翌日、瞬が目覚めた時、太陽は既に中天にあった。
ままごとの家具のようだと、氷河に幾度も茶化されたフレンチカントリー調のベッドの下に、どうやら昨夜氷河が握りつぶしてしまったらしい非常時連絡用の携帯電話が、原形をとどめない哀れな姿で転がっている。

行政立法府の長が行く先も告げずに連絡を絶った首都では、大きな騒ぎが起こっているかもしれないという不安が、瞬の胸に生まれてきた。
だが、自分の小さなベッドの隣りの場所で、氷河の青い瞳が自分を見詰めているのに気付くと、瞬はすぐに、そんなことはどうでもよくなってしまったのである。

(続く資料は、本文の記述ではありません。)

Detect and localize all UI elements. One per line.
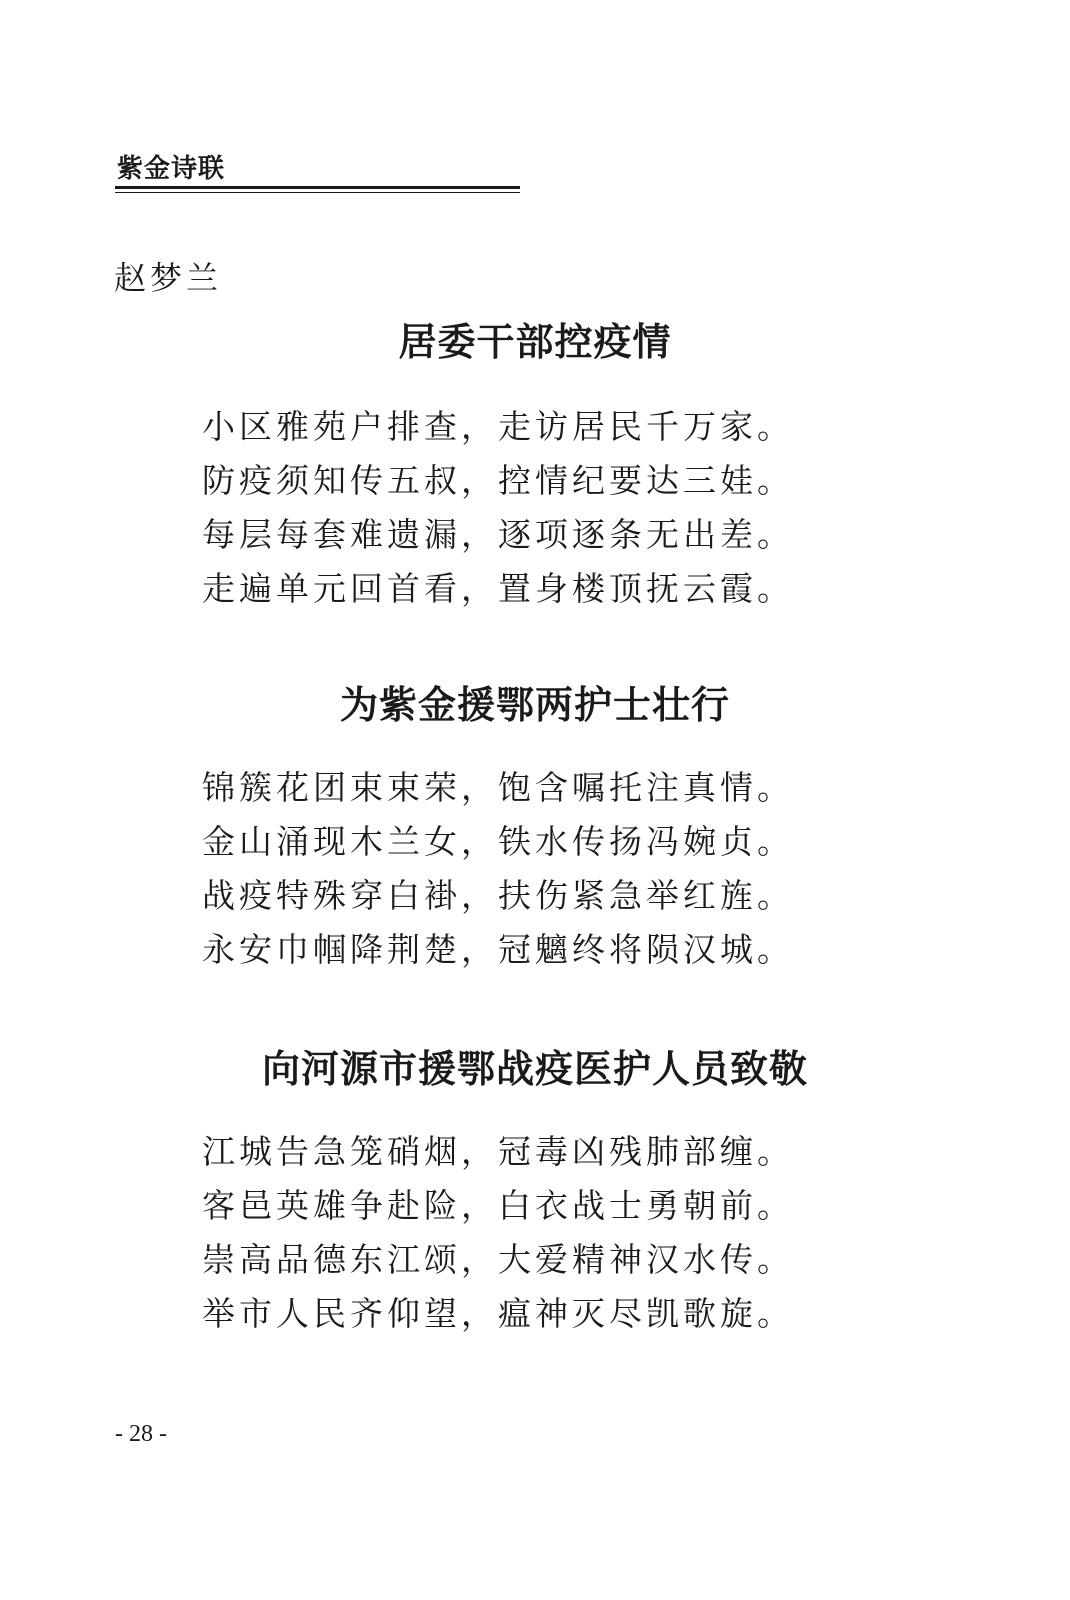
poem-lines [202, 1125, 794, 1341]
poem-title: 为紫金援鄂两护士壮行 [339, 682, 730, 727]
poem-3 [0, 1045, 1070, 1333]
poem-lines [202, 400, 794, 616]
poem-line: 崇高品德东江颂，大爱精神汉水传。 [202, 1240, 794, 1279]
poem-line: 江城告急笼硝烟，冠毒凶残肺部缠。 [202, 1132, 794, 1171]
running-header [115, 152, 520, 196]
header-rule-thin [115, 192, 520, 193]
poem-line: 防疫须知传五叔，控情纪要达三娃。 [202, 461, 794, 500]
poem-line: 金山涌现木兰女，铁水传扬冯婉贞。 [202, 822, 794, 861]
poem-line: 小区雅苑户排查，走访居民千万家。 [202, 407, 794, 446]
page-number: - 28 - [115, 1421, 167, 1447]
header-rule-thick [115, 186, 520, 189]
poem-2 [0, 681, 1070, 969]
poem-line: 锦簇花团束束荣，饱含嘱托注真情。 [202, 768, 794, 807]
poem-title: 居委干部控疫情 [398, 319, 672, 364]
author-name: 赵梦兰 [114, 259, 223, 297]
poem-line: 走遍单元回首看，置身楼顶抚云霞。 [202, 569, 794, 608]
poem-lines [202, 761, 794, 977]
poem-line: 举市人民齐仰望，瘟神灭尽凯歌旋。 [202, 1294, 794, 1333]
poem-title: 向河源市援鄂战疫医护人员致敬 [261, 1046, 808, 1091]
poem-line: 战疫特殊穿白褂，扶伤紧急举红旌。 [202, 876, 794, 915]
poem-1 [0, 318, 1070, 608]
running-header-title: 紫金诗联 [117, 154, 226, 184]
poem-line: 客邑英雄争赴险，白衣战士勇朝前。 [202, 1186, 794, 1225]
poem-line: 永安巾帼降荆楚，冠魑终将陨汉城。 [202, 930, 794, 969]
poem-line: 每层每套难遗漏，逐项逐条无出差。 [202, 515, 794, 554]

「身体が重くて動けないんだ。こういうものなの、普通?」

動物的欲望は冷静な判断力を損ねるものだとして、性欲を抑えるDNAデザインをされたDBが多く作られた時代もあった。
それはDBから人間的魅力を奪う行為だという批判が出て、すぐに下火になってしまったが。
今は昔の話である。

「すまん。こんなに我を忘れたのは初めてだ」
「ヒトの3倍の体力だから一晩中って訳じゃないんだ」
身体を交えた者の気安さで、瞬は氷河をからかった。

「氷河がほんとはヒトだっていうのは、事実? 人類史上最高のDBがヒトなの?」
「気にしないんじゃなかったのか」
「氷河がヒトなのなら、僕も言わなきゃならないことがあるから」
「何だ」

氷河が再び瞬を自分の下に引き込み、その唇にキスをしながら尋ねてくる。
瞬は、大きくひとつ深呼吸をしてから、その事実を口にした。
「僕、DBなんだ」

それまで、言葉では言い表し難い幸福感と満足感に浸っていた氷河が、瞬の告白に息を飲む。
その様子を見てとった瞬は、慌てて言葉を継ぎ足した。
「あ、でも、意図して優秀なDNA情報を選別したわけじゃなくって、ランダム係数システムを使って、運を天に任せて作られたDBなの」

テーマと構図を決め、素材である絵の具を選んで描かれた絵ではなく、カンバスに好き勝手に絵の具をぶちまけてて描かれた絵だよ──と、瞬は言葉を続けた。
「ぼくの母さんが事故で死んだ時、父さんは、残された母さんの細胞が死んでしまう前に、それを使って二人の忘れ形見を作ろうとしたんだ。性別さえ、自分では選ばなかったって言ってた。僕の父さんはDNAデザイナーだったんだけどね」

社会的には無目的に、ただ愛情を一つの命にするためだけに作られたDB。
“人間”の命というものは、本来そんなふうに生まれるべきものなのかもしれない──と、氷河は思った。


「氷河がヒトだというのは本当?」
「本当だ」
「DBの僕を嫌う?」
「どうしてそんな馬鹿げたことが訊けるんだ」

馬鹿げたことを尋ねてくる瞬に、しかし、氷河はちゃんと答えを返してやった。
無駄であり無益でもある そんな言葉のやりとりを、睦言というのだろう。
恋人同士には、無駄で無益な言葉を交わすことも楽しいばかりの行為だった。

「ヒトでもDBでも、おまえが俺にとって最高の人間だということに変わりはない」
「氷河……」

『怠け者のヒトの3倍の体力』という氷河のキャッチワードは実は5倍の間違いなのではないかと、瞬が疑うことになったのは、その日の、更に夕方になってからだった。